Nina Jerome Evening Landscape Paintings
I have worked for a year on this series of evening landscapes and will exhibit them from October 24 through November 30 at Elizabeth Moss Gallery, 251 US Route One, Falmouth, Maine (exit 10 off 295). The landscapes represent places within and surrounding Addison, Maine, a rural coastal village in Washington County where I spend the summer months.Evening Statement
Evening signals an
interval of harmony and announces the end of the day. Color relationships
become saturated and complex, shadows lengthen, and their movement accelerates.
During midday hours light seems suspended and unchanging, making it easier to
deny that time is passing. Evening is different. Look away for a moment and
gray has overtaken the landscape. As a result, it has become my habit to be
present and to witness with intense awareness the quality and variation of
light during the hours between five and eight. I want to delay the transition,
and hoard the color, but that would be like holding breath.
There is an aesthetic and psychological challenge to
observing evening light that is often accompanied with both wonder and sadness.

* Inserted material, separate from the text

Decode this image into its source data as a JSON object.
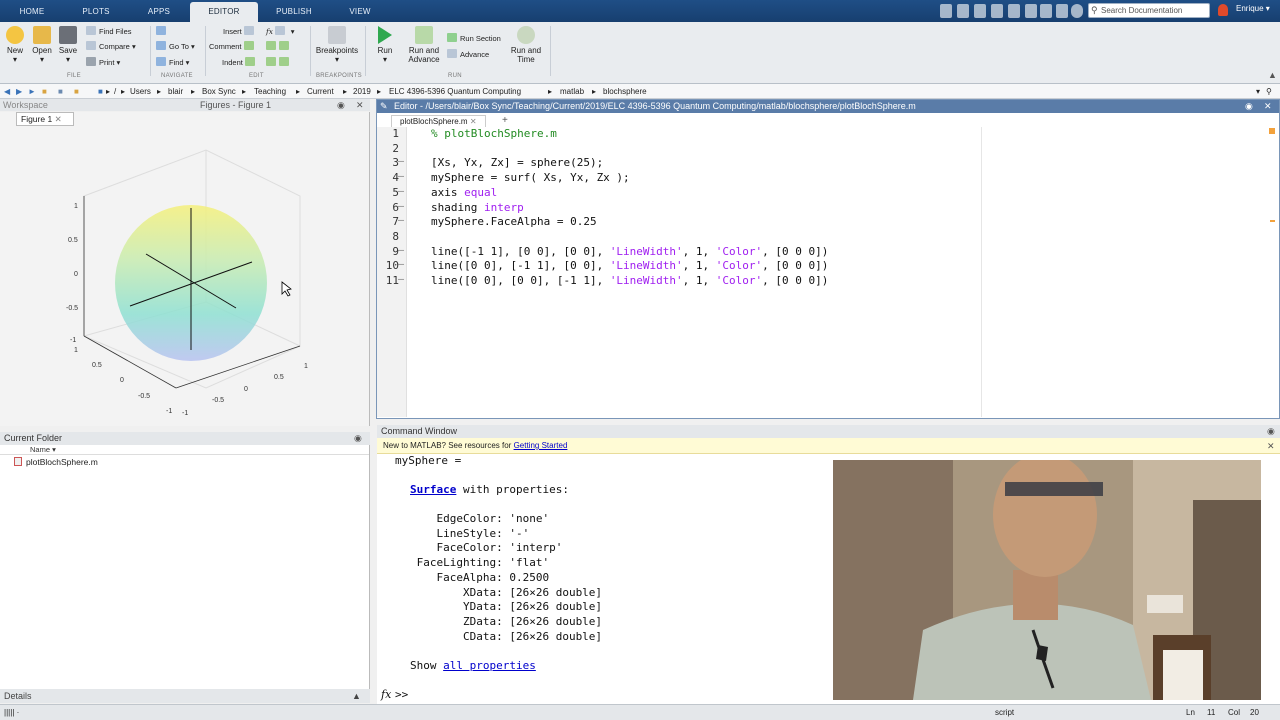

Pay attention when the tide is high and reflects the red sky, when the water
has ebbed and the mud becomes violet, and when the clouds, rocks and trees
catch the last gold. Pay attention to discern that moment when the color has
finally faded to gray, when light shifts from sun to moon, and when artificial
light dominates our space. Once evening has passed I am resigned to the absence
of the day’s light and reminded that time moves forward.